Reflections from Jeffrey Satinover

In this interview, NARTH speaks with Jeffrey Burke Satinover, M.D., a diplomate of both the American Board of Psychiatry and Neurology and the C.G. Jung Institute of Zurich, Switzerland. A member of NARTH's Scientific Advisory Board, Dr. Satinover is the author of several books including Homosexuality and the Politics of Truth.

The following text is taken from a radio interview in which Dr. Satinover was a guest. He spoke to the interviewer as follows:

In America of late, truth has become subject to terrible political pressure. The question isn't just homosexuality, but rather, freedom from all sexual constraint. This has been an issue for civilization for thousands of years.

I think many people have a sense, especially in America, that too many barriers have come down. We now have so little of a moral compass that we're really completely at sea. We're awash in the tide of unconstrained instinctive behaviors which are all being labeled "okay" because nobody really has a sense, any more, as to what's right and what's wrong. In Joseph Campbell's words, "Follow your bliss." This has led us into a growing barbarism.

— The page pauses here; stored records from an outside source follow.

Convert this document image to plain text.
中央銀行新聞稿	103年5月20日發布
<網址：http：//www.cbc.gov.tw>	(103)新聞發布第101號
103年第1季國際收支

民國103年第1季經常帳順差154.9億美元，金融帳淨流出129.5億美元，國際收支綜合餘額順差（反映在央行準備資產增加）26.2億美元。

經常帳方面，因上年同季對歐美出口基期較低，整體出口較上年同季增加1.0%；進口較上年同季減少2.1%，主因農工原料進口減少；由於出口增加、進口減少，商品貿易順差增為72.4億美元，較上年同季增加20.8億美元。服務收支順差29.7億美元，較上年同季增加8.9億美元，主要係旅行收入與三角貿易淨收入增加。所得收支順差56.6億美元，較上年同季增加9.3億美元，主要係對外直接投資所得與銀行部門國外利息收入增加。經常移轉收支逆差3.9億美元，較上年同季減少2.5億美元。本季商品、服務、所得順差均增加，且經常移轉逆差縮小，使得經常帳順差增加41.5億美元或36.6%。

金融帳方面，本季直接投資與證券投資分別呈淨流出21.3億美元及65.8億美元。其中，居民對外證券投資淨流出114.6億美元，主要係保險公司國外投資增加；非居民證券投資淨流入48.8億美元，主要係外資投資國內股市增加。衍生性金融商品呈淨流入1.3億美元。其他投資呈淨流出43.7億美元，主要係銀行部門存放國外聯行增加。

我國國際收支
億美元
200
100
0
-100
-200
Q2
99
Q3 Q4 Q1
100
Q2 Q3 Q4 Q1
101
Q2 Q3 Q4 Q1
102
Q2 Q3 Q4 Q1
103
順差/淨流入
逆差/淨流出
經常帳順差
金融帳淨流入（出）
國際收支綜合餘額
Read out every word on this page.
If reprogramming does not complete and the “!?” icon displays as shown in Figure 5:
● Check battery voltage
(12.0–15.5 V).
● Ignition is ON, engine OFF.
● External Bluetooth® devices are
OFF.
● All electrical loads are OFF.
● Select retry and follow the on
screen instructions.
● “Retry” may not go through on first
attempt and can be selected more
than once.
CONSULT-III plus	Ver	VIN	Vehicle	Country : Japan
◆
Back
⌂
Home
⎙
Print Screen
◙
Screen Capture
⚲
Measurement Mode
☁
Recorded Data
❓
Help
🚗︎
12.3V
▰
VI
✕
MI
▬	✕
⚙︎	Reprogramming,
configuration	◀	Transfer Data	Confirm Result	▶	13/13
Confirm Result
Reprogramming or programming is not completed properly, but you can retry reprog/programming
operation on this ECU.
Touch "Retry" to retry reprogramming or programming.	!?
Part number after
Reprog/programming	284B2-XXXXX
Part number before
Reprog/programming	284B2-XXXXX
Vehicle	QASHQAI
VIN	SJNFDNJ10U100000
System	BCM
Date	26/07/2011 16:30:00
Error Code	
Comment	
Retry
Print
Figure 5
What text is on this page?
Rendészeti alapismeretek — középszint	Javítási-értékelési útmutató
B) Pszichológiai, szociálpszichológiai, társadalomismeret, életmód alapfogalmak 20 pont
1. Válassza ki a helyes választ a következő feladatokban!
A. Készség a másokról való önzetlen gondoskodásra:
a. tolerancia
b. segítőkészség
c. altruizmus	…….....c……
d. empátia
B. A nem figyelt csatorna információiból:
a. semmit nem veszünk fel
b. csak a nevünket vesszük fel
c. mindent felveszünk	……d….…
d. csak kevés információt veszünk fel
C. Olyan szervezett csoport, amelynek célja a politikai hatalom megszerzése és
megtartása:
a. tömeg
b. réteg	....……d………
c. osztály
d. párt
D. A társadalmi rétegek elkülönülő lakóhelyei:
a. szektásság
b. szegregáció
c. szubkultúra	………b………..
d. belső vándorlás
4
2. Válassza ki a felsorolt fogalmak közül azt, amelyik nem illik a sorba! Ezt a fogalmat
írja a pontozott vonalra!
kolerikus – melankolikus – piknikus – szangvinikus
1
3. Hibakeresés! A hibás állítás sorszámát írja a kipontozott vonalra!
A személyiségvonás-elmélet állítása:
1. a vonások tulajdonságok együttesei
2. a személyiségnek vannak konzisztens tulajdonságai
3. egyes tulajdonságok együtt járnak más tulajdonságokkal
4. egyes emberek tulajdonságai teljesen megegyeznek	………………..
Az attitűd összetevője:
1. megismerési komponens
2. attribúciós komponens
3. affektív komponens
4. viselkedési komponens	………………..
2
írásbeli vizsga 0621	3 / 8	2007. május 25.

Now we are now looking at a generation of young people who are exposed to a sometimes explicit, and sometimes implicit set of values that says that homosexuality is perfectly okay--it's just a complement to heterosexuality.

The implication of such a set of values to an impressionable, possibly confused and certainly exploring youngster, is that there is no reason whatsoever not to go out and try it and see whether it fits. It's simply that a door has been opened and a certain number of people will walk through that door and thereby expose themselves to terrible risks at an age where they are not really capable of making intelligent judgments about the risks.

In the news, now, we're hearing so many overblown claims of a genetic foundation for homosexuality. The whole subject of behavioral genetics is complex. It does not lend itself to sound bites at all.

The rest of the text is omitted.